The itch from which I have suffered for months (or, but with interruptions, for years) has recently become unbearable and, for the last few nights, has almost completely kept me from sleeping.

Besides, nothing appears on the outside; immediately under the skin, it is like a poison that wants to come out; an injection of extract of bedbugs.  Can it get more intense?  It doesn’t seem so.  But it can enlarge, spread to the whole body . . .
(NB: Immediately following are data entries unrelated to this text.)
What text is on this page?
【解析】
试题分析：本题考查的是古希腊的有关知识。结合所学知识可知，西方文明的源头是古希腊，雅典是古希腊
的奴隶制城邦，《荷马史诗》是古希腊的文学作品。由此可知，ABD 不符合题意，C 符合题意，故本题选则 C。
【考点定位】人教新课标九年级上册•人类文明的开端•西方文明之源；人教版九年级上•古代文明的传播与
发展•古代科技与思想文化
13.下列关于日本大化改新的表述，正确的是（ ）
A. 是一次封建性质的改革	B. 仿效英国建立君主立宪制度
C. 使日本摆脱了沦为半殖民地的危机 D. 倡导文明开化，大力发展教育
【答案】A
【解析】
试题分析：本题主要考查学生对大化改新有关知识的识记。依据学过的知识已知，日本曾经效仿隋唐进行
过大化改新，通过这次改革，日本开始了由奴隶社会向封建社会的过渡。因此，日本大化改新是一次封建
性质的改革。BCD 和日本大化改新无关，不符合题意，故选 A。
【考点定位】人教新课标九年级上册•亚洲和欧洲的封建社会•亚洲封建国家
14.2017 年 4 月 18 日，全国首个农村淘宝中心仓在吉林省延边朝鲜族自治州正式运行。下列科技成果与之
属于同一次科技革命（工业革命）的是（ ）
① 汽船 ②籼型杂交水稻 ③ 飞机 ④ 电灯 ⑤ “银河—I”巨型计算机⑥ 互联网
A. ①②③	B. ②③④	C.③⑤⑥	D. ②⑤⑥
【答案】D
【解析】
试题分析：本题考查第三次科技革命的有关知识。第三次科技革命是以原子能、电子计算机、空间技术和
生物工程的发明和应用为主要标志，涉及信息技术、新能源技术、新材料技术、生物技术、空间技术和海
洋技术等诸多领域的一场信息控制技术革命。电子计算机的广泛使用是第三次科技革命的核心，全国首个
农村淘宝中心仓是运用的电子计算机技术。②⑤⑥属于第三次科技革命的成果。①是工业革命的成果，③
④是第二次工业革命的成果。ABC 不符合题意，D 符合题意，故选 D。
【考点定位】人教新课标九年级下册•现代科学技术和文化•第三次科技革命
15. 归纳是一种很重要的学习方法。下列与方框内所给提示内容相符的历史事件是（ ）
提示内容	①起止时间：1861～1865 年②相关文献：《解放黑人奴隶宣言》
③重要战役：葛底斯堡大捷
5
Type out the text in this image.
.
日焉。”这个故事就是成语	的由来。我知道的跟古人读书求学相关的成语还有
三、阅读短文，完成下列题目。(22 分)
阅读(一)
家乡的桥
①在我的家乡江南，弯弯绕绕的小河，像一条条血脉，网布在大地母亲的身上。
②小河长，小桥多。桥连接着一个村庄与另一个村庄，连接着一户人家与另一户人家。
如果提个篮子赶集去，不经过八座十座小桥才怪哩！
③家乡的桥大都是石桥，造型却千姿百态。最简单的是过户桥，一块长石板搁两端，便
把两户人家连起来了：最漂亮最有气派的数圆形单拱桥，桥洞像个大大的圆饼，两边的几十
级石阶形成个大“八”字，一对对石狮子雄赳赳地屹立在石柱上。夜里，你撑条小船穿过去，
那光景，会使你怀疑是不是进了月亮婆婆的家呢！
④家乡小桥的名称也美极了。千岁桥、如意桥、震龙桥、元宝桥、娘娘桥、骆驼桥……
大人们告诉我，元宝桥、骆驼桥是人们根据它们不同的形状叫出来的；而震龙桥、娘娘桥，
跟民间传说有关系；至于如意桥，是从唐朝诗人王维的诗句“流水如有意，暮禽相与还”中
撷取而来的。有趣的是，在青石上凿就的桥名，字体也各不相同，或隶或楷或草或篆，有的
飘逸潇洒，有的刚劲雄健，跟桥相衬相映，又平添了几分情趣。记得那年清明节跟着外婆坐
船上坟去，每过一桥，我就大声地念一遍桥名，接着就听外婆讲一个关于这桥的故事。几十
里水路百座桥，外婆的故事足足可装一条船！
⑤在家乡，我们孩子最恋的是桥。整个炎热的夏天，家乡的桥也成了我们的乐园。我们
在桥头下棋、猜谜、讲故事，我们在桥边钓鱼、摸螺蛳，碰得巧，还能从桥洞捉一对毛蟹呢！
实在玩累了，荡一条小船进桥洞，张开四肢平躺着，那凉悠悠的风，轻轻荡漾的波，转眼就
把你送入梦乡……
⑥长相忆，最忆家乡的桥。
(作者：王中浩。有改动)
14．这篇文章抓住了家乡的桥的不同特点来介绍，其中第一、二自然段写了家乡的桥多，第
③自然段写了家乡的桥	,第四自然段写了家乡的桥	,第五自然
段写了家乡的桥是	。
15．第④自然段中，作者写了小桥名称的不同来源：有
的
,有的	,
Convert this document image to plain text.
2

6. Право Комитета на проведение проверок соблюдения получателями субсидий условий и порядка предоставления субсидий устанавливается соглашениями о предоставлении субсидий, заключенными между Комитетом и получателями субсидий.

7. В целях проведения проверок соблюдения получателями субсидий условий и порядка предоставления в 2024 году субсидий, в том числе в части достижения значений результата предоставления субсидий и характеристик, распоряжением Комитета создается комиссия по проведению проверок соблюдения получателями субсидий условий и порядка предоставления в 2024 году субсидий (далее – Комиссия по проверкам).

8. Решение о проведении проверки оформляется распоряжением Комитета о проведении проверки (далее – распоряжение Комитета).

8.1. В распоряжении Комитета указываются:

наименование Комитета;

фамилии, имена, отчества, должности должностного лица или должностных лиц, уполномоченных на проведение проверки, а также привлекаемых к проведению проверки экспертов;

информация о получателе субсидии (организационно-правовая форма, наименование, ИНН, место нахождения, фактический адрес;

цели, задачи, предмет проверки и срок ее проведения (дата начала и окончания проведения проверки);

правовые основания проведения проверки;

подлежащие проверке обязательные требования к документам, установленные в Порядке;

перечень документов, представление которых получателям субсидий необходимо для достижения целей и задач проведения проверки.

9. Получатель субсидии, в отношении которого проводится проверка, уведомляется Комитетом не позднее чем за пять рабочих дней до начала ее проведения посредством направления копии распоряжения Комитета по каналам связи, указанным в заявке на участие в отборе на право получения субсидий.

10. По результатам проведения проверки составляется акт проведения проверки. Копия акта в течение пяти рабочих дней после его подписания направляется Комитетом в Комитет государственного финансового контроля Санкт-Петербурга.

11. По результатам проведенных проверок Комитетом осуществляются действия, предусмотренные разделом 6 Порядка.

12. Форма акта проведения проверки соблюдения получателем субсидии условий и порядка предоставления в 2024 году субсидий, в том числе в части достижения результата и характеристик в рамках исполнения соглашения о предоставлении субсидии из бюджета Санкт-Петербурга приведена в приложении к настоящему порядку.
I think of Job looking for a piece of glass with which to scratch himself, and of Flaubert, whose correspondence, in the last part of his life, speaks of similar itchings.  I tell myself that each of us has his sufferings, and that it would be most unwise to long to change them; but I believe that a real pain would take less of my attention and would after all be more bearable.  And, in the scale of sufferings, a real pain is something nobler, more august; the itch is a mean, unconfessable, ridiculous malady; one can pity someone who is suffering; someone who wants to scratch himself makes one laugh.      André Gide, March 19, 1931

This is weird.  Yesterday I wrote about Flaubert, and today I find out that he and Gide (to say nothing of Job) had the same inexplicable itching – literally, I take it – that I’ve been having lately.  I told Kaye we must have bedbugs or something, but she’s not itching.  Well, it’s not that bad.  And I’m happy to find myself in such company, I think.  I notice that Flaubert had epilepsy, if Wikipedia is trustworthy.  It may as well be, as it’s what people get their information from these days.  Gide seems to have been a married homosexual.  Job may not have existed.  I’m beginning to see what my problem is . . . I guess I'll take an antihistamine.

Is it too prurient that I looked up these guys to see what I'm going to die of?